Defences are open to all members of the campus community as well as the general public. Registration is not required for in person defences.
ABSTRACT
The response of ectomycorrhizal fungi (EMF) to high elevation logging is understudied. Furthermore, studies of EMF communities after logging often focus on openings without examining adjacent uncut forests. This study investigated EMF communities on Engelmann spruce and subalpine fir roots in and surrounding openings in interior British Columbia. Studies conducted at the same site three seasons after logging found a decline in EMF richness and diversity (i) on roots of cut trees as they died; and (ii) on roots of young seedlings planted at > 16 m into the openings as compared to seedlings planted at the forest edge. Additionally, EMF communities in the openings remained different from those in the forest 15 years after logging. I returned to the same site 27 years after logging; I hypothesized that forest influence on EMF richness and community composition would not have progressed further into the openings since last studied due to persisting environmental heterogeneity between the openings and forest. I also investigated the EMF community in the forest for the first time at this site. I conducted Pacific Bioscience (PacBio) sequencing on ectomycorrhizal root tips of spruce and fir collected from the forest and openings and found that the EMF community in the forest was still different than that in the openings.

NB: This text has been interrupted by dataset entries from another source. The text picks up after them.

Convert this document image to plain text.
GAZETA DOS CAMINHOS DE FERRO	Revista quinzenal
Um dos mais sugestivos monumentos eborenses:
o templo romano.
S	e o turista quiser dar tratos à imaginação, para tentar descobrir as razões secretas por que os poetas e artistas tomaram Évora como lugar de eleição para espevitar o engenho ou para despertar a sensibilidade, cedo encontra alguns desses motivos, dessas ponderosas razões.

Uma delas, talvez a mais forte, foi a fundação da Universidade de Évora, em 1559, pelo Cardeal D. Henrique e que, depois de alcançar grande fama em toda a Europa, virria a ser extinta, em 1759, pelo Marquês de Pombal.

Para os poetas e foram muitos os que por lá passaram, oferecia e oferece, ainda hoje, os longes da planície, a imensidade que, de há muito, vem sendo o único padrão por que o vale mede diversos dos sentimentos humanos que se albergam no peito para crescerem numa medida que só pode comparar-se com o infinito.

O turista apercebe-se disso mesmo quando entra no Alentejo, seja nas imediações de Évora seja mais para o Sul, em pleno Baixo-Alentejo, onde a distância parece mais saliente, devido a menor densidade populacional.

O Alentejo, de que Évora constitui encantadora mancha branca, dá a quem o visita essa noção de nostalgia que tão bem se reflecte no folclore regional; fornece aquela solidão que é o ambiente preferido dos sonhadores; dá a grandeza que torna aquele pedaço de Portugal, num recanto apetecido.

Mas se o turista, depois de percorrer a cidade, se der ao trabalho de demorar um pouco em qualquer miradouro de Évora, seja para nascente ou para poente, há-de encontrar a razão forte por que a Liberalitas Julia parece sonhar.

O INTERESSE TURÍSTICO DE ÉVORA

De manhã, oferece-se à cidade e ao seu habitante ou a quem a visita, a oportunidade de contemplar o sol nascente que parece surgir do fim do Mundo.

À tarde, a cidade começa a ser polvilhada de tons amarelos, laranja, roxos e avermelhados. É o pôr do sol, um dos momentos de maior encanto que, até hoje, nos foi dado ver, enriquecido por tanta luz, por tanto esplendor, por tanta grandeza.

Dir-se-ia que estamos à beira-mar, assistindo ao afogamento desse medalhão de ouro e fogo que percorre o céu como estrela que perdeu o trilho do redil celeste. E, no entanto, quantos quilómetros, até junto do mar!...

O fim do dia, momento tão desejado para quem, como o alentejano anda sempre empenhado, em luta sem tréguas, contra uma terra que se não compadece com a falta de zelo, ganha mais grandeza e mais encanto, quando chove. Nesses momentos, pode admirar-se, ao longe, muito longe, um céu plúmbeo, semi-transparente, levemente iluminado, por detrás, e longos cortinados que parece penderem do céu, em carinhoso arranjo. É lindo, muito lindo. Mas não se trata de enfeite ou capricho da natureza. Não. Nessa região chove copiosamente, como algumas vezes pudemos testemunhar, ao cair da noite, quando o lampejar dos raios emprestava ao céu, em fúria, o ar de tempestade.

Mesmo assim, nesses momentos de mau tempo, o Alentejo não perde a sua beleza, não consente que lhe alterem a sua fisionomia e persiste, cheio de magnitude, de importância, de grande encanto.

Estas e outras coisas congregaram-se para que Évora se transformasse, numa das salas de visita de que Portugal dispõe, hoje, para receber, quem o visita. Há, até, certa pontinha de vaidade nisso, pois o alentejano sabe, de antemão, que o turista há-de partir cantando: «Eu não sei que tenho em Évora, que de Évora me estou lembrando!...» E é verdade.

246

The forest community had 76.35% greater richness and an overall different composition than opening communities. While the forest was characterized by late-seral associated taxa such as Russula spp., opening communities were still characterized by ruderal taxa including Amphinema byssoides and Thelephora terrestris. I also found (i) no change in the extent of forest influence on EMF richness or community composition in the openings; and (ii) no threshold distance into the forest at which EMF richness or community composition changed. These findings indicate that though EMF succession in the openings is slow after logging, the EMF community in the surrounding uncut forest is not strongly affected by fragmentation. Therefore, similar forests may benefit from methods of timber harvest that increase forest influence by maximizing the edge to area ratio of openings or increasing environmental homogeneity between the forest and openings.